On the afternoon of March 18th, at around four p.m., Eve was spotted by neighbors walking down a snow-covered road near her flat in Leyton, and about a half hour later, a witness reported hearing a male and female voice talking calmly inside Eve’s apartment, followed by a distinct thumping sound. Other than that, nothing unusual seemed to be going on at all.
But at around five-thirty p.m., when Eve’s boyfriend Tony got home from work, he discovered his girlfriend lying dead on a mattress in the couple’s bedroom. She was clad in a robe, had her hands bound behind her back with a scarf, and had a single nylon stocking tied around one ankle. She had been stabbed at least a dozen times, and her throat had been savagely slashed.

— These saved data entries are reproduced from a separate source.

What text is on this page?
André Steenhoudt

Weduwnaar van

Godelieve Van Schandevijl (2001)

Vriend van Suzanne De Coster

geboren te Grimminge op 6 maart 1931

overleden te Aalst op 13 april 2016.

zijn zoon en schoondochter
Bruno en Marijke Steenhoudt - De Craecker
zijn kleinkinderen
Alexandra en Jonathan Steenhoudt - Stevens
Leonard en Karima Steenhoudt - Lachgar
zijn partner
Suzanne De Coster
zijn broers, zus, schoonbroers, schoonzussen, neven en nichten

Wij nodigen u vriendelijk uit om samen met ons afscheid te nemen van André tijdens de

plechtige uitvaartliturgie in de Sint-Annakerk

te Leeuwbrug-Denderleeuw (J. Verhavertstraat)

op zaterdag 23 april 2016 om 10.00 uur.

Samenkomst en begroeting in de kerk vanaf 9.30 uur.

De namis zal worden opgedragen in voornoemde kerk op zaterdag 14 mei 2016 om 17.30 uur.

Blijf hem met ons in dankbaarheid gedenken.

Police found no sign of forced entry, and this fact, combined with the witness accounts of an overheard conversation, led authorities to believe that the killer may have been a friend or acquaintance. Though a semen sample was recovered from the belt of the robe Eve had been wearing, the technology to identify a perpetrator through DNA obviously did not exist in 1975, and the case very quickly went cold.
Months later, though, another young woman would be murdered in west London, and later forensic evidence linked her murder with that of Eve Stratford, suggesting that a budding serial killer might be on the loose.
Sixteen-year-old Lynne Weedon had been hanging out with friends on the evening of September 3rd, 1975. At around eleven p.m., as she made her way toward her home in nearby Hounslow, west London, she took a shortcut through an alley known as the Short Hedges, and it was here that she met with her killer.
The following morning, a school caretaker spotted the girl lying near an electricity substation across the street from his house. Lynne Weedon had been raped and hit over the head with a heavy, blunt object which had fractured her skull. Though Lynne was still clinging to life when she was found, she died a week later, having never regained consciousness.
Police speculated that the perpetrator must have followed Lynne from Great West Road, after which he approached her as she crossed the alley, hitting her over the head and then tossing her over the fence of the substation, where she was subsequently raped and left for dead.
Authorities had few leads, and the case was at a virtual standstill for decades. But then, in 2007, DNA from the crime scene was tested, and much to the surprise of investigators, the same DNA profile found in the case of Lynne Weedon matched the DNA collected from the body of twenty-two-year-old Eve Stratford, who had been murdered in her Leyton flat the previous March, suggesting that both young women had been killed by the same offender.
A police operation dubbed Operation Stealth was launched in 2008 in order to find the killer of Lynne Weedon and Eve Stratford, and both cases were given a renewed push in the media in the hopes that new leads would be generated. The killer would likely be somewhat elderly at this stage, but detectives are confident that someone will eventually come forward and solve the crimes.
The case remains open, and a large reward for information is still on offer.